The biggest mistake many new franchisors make when structuring a business, is failing to model the business from the franchisee’s perspective.
The basic reality is that if the model doesn’t work from a franchisee’s perspective, the franchisor will fail. They will fail to attract interest from prospective franchisees, and certainly any franchisees that they do attract, will struggle to make a success of the business and not develop into the brand ambassadors that the franchisor needs to achieve continued growth and interest in the business.
So the first lesson is to build the franchise business from the ground up by beginning with the WIIFM factor (what’s in it for me) from the franchisee’s perspective. Building the business to ensure that healthy profits are available for the franchisee will ensure the business grows, and will encourage franchisees to make further investment in the business as well as encouraging new prospective franchisees to join the system and expand the group.
The second lesson is to provide clear direction and leadership for franchisees. This doesn’t mean that every decision a franchisor makes will be popular or correct, but franchisees expect the franchisor to be the captain, steer the ship and take them on a journey. One of the primary reasons most franchisees join a franchise is for the guidance and proven business systems the franchise offers. If they didn’t value these things they would have started their own business without the support of a franchise system. Franchisors need to clearly communicate the business strategy to their franchisees if they expect them to willingly follow their direction. The franchisor’s management team needs to be visible and accessible to the franchisees, and not just at the annual franchise conference! The management team should spend time in the field talking with franchisees in their own environment and working hand in hand with the field team to get a real perspective on what is happening at the frontline of the business. The franchisees’ willingness to work collaboratively with the franchisor’s management team will be greatly enhanced if they perceive management to be fully informed and willing to get out of their ivory tower and appreciate the real world.
This leads me to the third important lesson, which is listening to your franchisees. Franchisees are the frontline troops of the business, and every decision made by the franchisor will impact on the franchisee and their customers in some way. The most successful initiatives undertaken by a franchisor are those that involve and fully engage the franchisees in the decision making process. The use of an FAC or Franchise Advisory Council is one excellent way to get buy in to the decision making process.
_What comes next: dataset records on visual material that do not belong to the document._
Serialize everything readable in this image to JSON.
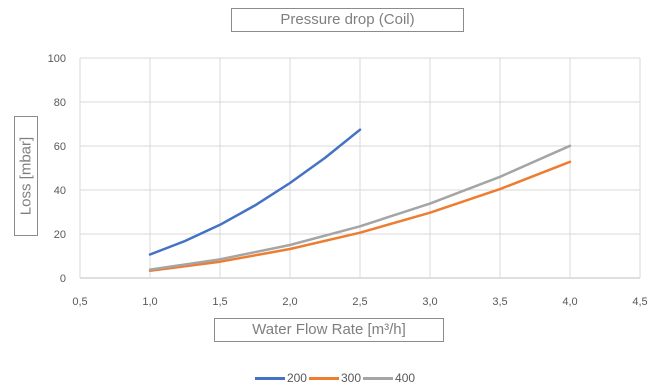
{
  "chart_data": {
    "type": "line",
    "title": "Pressure drop (Coil)",
    "xlabel": "Water Flow Rate [m³/h]",
    "ylabel": "Loss [mbar]",
    "xlim": [
      0.5,
      4.5
    ],
    "ylim": [
      0,
      100
    ],
    "x_ticks": [
      "0,5",
      "1,0",
      "1,5",
      "2,0",
      "2,5",
      "3,0",
      "3,5",
      "4,0",
      "4,5"
    ],
    "y_ticks": [
      "0",
      "20",
      "40",
      "60",
      "80",
      "100"
    ],
    "grid": true,
    "legend_position": "bottom",
    "series": [
      {
        "name": "200",
        "color": "#4472c4",
        "x": [
          1.0,
          1.25,
          1.5,
          1.75,
          2.0,
          2.25,
          2.5
        ],
        "y": [
          10.7,
          16.8,
          24.2,
          33.0,
          43.2,
          54.6,
          67.4
        ]
      },
      {
        "name": "300",
        "color": "#ed7d31",
        "x": [
          1.0,
          1.5,
          2.0,
          2.5,
          3.0,
          3.5,
          4.0
        ],
        "y": [
          3.3,
          7.4,
          13.2,
          20.6,
          29.7,
          40.4,
          52.8
        ]
      },
      {
        "name": "400",
        "color": "#a5a5a5",
        "x": [
          1.0,
          1.5,
          2.0,
          2.5,
          3.0,
          3.5,
          4.0
        ],
        "y": [
          3.8,
          8.5,
          15.0,
          23.5,
          33.8,
          46.0,
          60.1
        ]
      }
    ]
  }
}
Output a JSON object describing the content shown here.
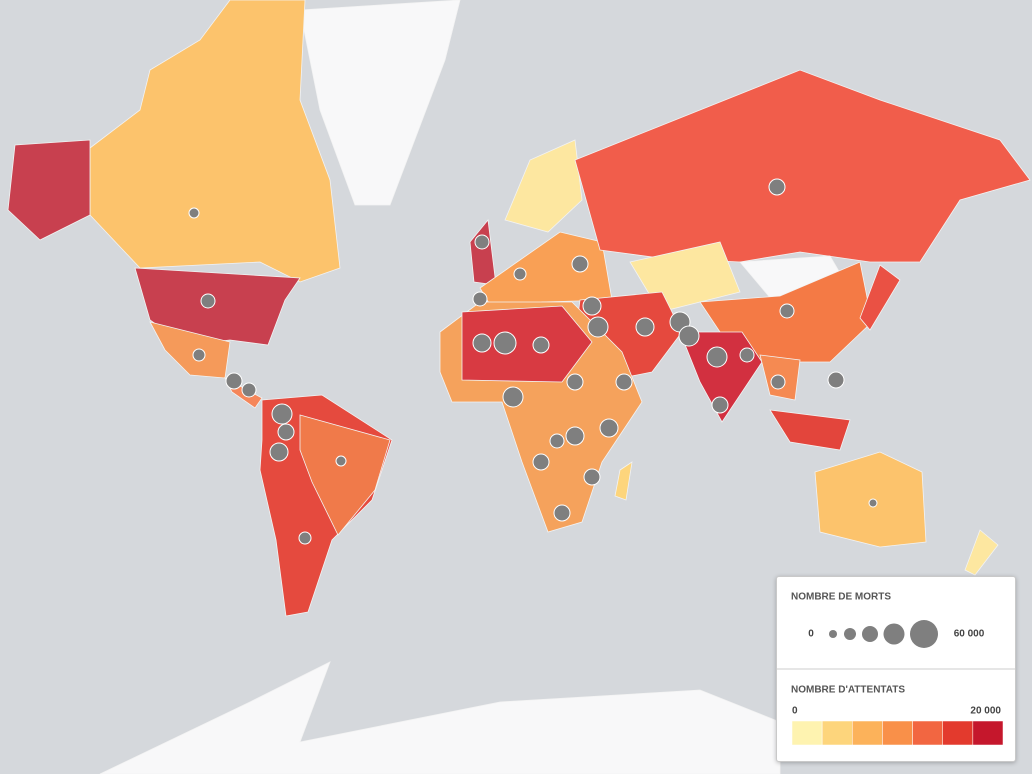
{
  "legend": {
    "deaths": {
      "title": "NOMBRE DE MORTS",
      "min_label": "0",
      "max_label": "60 000"
    },
    "attacks": {
      "title": "NOMBRE D'ATTENTATS",
      "min_label": "0",
      "max_label": "20 000",
      "colors": [
        "#fef3b0",
        "#fdd57c",
        "#fcb25a",
        "#f99049",
        "#f26641",
        "#e33a2d",
        "#c5172c"
      ]
    }
  }
}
A good example of where things can go wrong is the recent unrest among some QSR franchisees with the franchisor’s decision to launch a marketing price initiative. Whilst it is difficult sometimes to get unanimous support for initiatives from franchisees, a franchisor should question the value of any decisions that cause major disruption among the group. So the lesson here is involve the franchisees in the decision making process, consult with franchisees as much as possible, but in the end make a decision and go with it. Franchisees will be far more forgiving of a poor decision than dealing with a franchisor that is indecisive.
The fourth lesson is to be fair, consistent and equitable in your dealings with all franchisees.
Franchisees need to understand where they stand with the franchisor, and in the event that things go wrong during the relationship, they need to feel confident that the franchisor will act fairly and work with them to resolve the issue in a manner which is equitable for both parties.
Whilst a binding contract governs the conduct and obligations of both parties during the term of the franchise agreement, how each party conducts itself within these parameters will determine the reputation of the franchisor in the broader business sector. Inevitably, all franchisors will have some disagreements with franchisees during the term of their relationship, but it is how these issues are amicably resolved that will govern the franchisees long term feelings towards the franchisor, and determine whether the franchisee remains an ambassador for the brand.
Finally, the fifth lesson is that you have to have FUN!
Irrespective of the nature of the business, the franchisees must enjoy being involved in the business and of equal importance, the franchisor and their team must enjoy what they are doing! Most franchise agreements are for terms of five years or more which is a significant investment of time, so the business needs to fulfil more than just the financial goals of the franchisee and franchisor. A successful franchise should challenge both the franchisee and the franchisor to be the best they can be, which means that it provides an opportunity to mentor and grow the employees of the business, as well as providing the opportunity to develop and grow a brand and positive reputation for the business. A successful franchise should also be a positive role model for the franchise sector, giving confidence in franchising as a business format.
The bottom line of course, is that you must not only be good at what you do, but you must also enjoy doing it, otherwise you’re in the wrong role.